Сразу же после окончания войны демобилизованный двадцатидвухлетний боевой офицер возвращается в Москву с твердым намерением поступить в Литературный институт имени Горького. Война украла четыре года, и вместе со многими своими сверстниками и фронтовыми друзьями Анатолий Злобин старается наверстать упущенное время.

Война украла… но она и дала. Дала горький, но бесценный опыт, дала раннее мужество и твердость духа. Аудитории Литературного института (да и других вузов) помнят студентов той послевоенной поры — в продымленных гимнастерках и кителях, в шинелях и бушлатах, в сапогах, сбитых на дорогах Европы. Это были студенты, уже успевшие сказать миру свое суровое победное слово, покрывшие неувядаемой славой оружие своей Родины. И теперь они хотели учиться — учиться иному слову, обрести иное оружие.

Случилось так, что Анатолий Злобин становится участником семинара известного мастера прозы К. Г. Паустовского. Константин Георгиевич, снискавший славу своим особым отношением к построению фразы, к емкой глубине и скромной ненавязчивости литературного образа, учит молодого писателя бережному обращению со словом, корит за неудачи, щедро поддерживает в успехе. С той поры Злобин считает себя учеником Паустовского.
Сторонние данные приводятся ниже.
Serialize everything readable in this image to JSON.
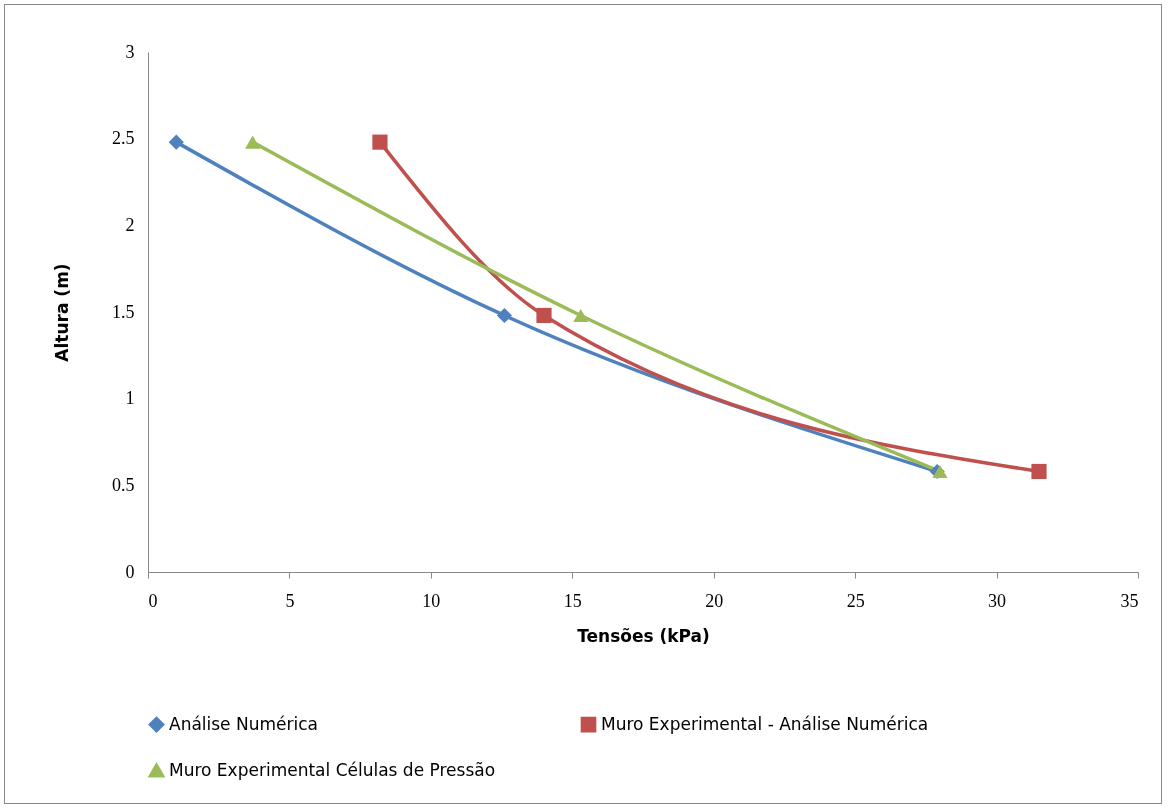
{
  "chart_data": {
    "type": "line",
    "xlabel": "Tensões (kPa)",
    "ylabel": "Altura (m)",
    "xlim": [
      0,
      35
    ],
    "xticks": [
      0,
      5,
      10,
      15,
      20,
      25,
      30,
      35
    ],
    "ylim": [
      0,
      3
    ],
    "yticks": [
      0,
      0.5,
      1,
      1.5,
      2,
      2.5,
      3
    ],
    "grid": false,
    "legend": "bottom",
    "line_style": "solid",
    "series": [
      {
        "name": "Análise Numérica",
        "color": "#4f81bd",
        "marker": "diamond",
        "x": [
          1,
          12.6,
          27.9
        ],
        "values": [
          2.48,
          1.48,
          0.58
        ]
      },
      {
        "name": "Muro Experimental - Análise Numérica",
        "color": "#c0504d",
        "marker": "square",
        "x": [
          8.2,
          14,
          31.5
        ],
        "values": [
          2.48,
          1.48,
          0.58
        ]
      },
      {
        "name": "Muro Experimental Células de Pressão",
        "color": "#9bbb59",
        "marker": "triangle",
        "x": [
          3.7,
          15.3,
          28
        ],
        "values": [
          2.48,
          1.48,
          0.58
        ]
      }
    ]
  }
}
Начало литературной деятельности писателя Анатолия Злобина можно датировать 1948 годом, когда он, еще будучи студентом, стал сотрудничать в газете «Московская правда» и в соавторстве с Ю. Грачевским издал первую книгу очерков «Молодые сердца».

Так начался «документальный» период в творчестве писателя. Надо сказать, что этому пристрастию к фактической литературе Злобин не изменил и по сей день. Имея за спиной солидный багаж из написанных и изданных повестей и романов, он постоянно сотрудничает со многими периодическими изданиями и книжными издательствами, где его заслуженно ценят как крупного очеркиста. В свои годы он по-юношески неутомим, много ездит по стране, и адресом каждой новой поездки бывает, как правило, «горячая» точка на карте нашей страны. Это заглавные стройки Сибири, это КамАЗ, это «Атоммаш».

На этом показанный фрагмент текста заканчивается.